For the characterization of the SYF diffusion in SP and the identification of its type, we chose a geostatistical interpolation technique capable of representing the spatiotemporal evolution of this outbreak process. The ordinary kriging technique was therefore used to interpolate the spatiotemporal evolution of the outbreak in each wave. This technique requires that the variable to be interpolated have a normal distribution and stationary behavior. For this, the variable was modeled squarely according to the coordinates of the municipal centroids and the kriging was performed from the residues obtained, with a good approximation for the distribution of normal probability and for a stationary trend. This procedure allowed the spatiotemporal evolution of the SYF outbreak to have numerical representation on the entire surface of the study area in each of the identified waves, which allowed the construction of maps with an isochronous representation. With these lines, it was possible to identify the type of diffusion that occurred and observe the directions in which the outbreak evolved, beyond calculating the speeds of its dispersion in kilometers per month.

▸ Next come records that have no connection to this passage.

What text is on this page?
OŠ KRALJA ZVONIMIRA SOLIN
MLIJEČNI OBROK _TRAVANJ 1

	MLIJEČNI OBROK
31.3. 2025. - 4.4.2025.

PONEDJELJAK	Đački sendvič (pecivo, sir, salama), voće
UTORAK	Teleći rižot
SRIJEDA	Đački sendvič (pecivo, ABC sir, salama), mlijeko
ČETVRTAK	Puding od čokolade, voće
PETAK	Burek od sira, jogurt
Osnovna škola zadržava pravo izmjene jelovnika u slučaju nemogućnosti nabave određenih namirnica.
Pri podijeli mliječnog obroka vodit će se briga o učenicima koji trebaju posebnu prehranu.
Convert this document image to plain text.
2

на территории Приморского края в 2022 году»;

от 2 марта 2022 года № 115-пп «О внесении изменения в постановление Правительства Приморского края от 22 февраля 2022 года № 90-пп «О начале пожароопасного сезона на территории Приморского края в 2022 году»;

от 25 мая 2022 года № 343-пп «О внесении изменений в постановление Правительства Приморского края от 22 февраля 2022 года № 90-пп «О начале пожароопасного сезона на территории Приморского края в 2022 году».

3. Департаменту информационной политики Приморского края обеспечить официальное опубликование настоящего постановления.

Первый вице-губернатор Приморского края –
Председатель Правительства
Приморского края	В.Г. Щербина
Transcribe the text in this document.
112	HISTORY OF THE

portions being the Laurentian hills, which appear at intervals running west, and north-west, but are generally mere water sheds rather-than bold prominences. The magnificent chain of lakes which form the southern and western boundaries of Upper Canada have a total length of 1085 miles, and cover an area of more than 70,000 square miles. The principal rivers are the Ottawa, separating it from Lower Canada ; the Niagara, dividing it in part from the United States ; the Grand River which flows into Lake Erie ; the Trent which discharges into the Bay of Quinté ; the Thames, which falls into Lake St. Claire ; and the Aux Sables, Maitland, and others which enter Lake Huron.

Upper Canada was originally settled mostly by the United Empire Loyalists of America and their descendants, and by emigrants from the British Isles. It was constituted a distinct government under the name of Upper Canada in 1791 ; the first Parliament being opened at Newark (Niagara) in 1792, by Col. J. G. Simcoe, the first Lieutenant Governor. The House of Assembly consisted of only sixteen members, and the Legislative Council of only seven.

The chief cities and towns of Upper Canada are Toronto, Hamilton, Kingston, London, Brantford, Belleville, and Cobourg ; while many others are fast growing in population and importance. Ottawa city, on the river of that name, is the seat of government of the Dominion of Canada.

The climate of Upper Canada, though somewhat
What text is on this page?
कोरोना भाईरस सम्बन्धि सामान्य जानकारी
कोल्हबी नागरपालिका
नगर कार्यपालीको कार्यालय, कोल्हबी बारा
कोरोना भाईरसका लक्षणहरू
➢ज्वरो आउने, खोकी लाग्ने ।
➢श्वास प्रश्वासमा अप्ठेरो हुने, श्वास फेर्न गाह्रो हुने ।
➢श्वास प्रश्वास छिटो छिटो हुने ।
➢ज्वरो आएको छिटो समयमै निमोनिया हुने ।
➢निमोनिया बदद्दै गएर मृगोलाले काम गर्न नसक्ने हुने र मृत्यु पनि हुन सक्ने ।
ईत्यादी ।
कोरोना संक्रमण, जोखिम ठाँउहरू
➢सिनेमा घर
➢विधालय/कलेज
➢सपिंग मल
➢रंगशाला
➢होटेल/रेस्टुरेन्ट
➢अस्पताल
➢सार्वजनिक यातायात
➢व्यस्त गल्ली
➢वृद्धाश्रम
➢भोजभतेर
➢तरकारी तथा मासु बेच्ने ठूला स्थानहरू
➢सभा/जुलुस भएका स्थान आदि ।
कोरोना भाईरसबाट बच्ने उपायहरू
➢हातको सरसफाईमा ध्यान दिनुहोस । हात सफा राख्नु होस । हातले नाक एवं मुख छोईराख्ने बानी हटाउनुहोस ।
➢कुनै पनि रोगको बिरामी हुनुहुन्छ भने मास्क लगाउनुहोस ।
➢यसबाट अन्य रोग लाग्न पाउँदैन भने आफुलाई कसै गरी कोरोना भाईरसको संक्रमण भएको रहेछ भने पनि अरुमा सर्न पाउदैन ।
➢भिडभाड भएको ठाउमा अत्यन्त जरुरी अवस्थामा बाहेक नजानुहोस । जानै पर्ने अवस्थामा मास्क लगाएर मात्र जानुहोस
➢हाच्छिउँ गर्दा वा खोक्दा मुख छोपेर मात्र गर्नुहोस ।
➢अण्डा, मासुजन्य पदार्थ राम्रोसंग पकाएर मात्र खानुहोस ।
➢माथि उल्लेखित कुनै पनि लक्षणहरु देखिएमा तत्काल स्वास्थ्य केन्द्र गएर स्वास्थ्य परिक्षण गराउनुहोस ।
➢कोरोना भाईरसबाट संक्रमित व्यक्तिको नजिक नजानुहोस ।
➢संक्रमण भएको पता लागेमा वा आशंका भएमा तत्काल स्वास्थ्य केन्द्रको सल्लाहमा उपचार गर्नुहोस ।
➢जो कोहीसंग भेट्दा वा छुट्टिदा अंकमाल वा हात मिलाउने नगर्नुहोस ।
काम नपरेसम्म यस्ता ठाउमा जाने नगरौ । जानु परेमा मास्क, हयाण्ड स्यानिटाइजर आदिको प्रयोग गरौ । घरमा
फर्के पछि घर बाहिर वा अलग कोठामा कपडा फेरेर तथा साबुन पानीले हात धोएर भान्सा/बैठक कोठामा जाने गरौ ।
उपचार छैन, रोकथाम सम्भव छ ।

Three municipalities were excluded from the modeling of the outbreak waves. Santa Cruz do Rio Pardo, located in the RDS of Assis (Fig. 1B), was excluded from the analysis because only one human case of YF in January 2017 with no spatial or temporal correlation to any other cases and. At the time, epidemiological investigations were triggered to determine the circulation of the virus in the region; however, no other evidence of viral circulation14 was found. The municipalities of Cachoeira Paulista and Itupeva were also excluded from the analyses because the cases happened 1 or 2 years after the passage the second outbreak wave. Therefore these cases most likely represents a persistent occurrence of the virus in those areas (what can happens up to 3 years) and do not contribute with any piece of information to the analyses of direction and velocity of the propagation wave. Thematic maps were constructed using QGIS software version 3.8.138. Ordinary kriging was performed using the geoR package (version 1.8.1)39 of the R software version 4.0.240.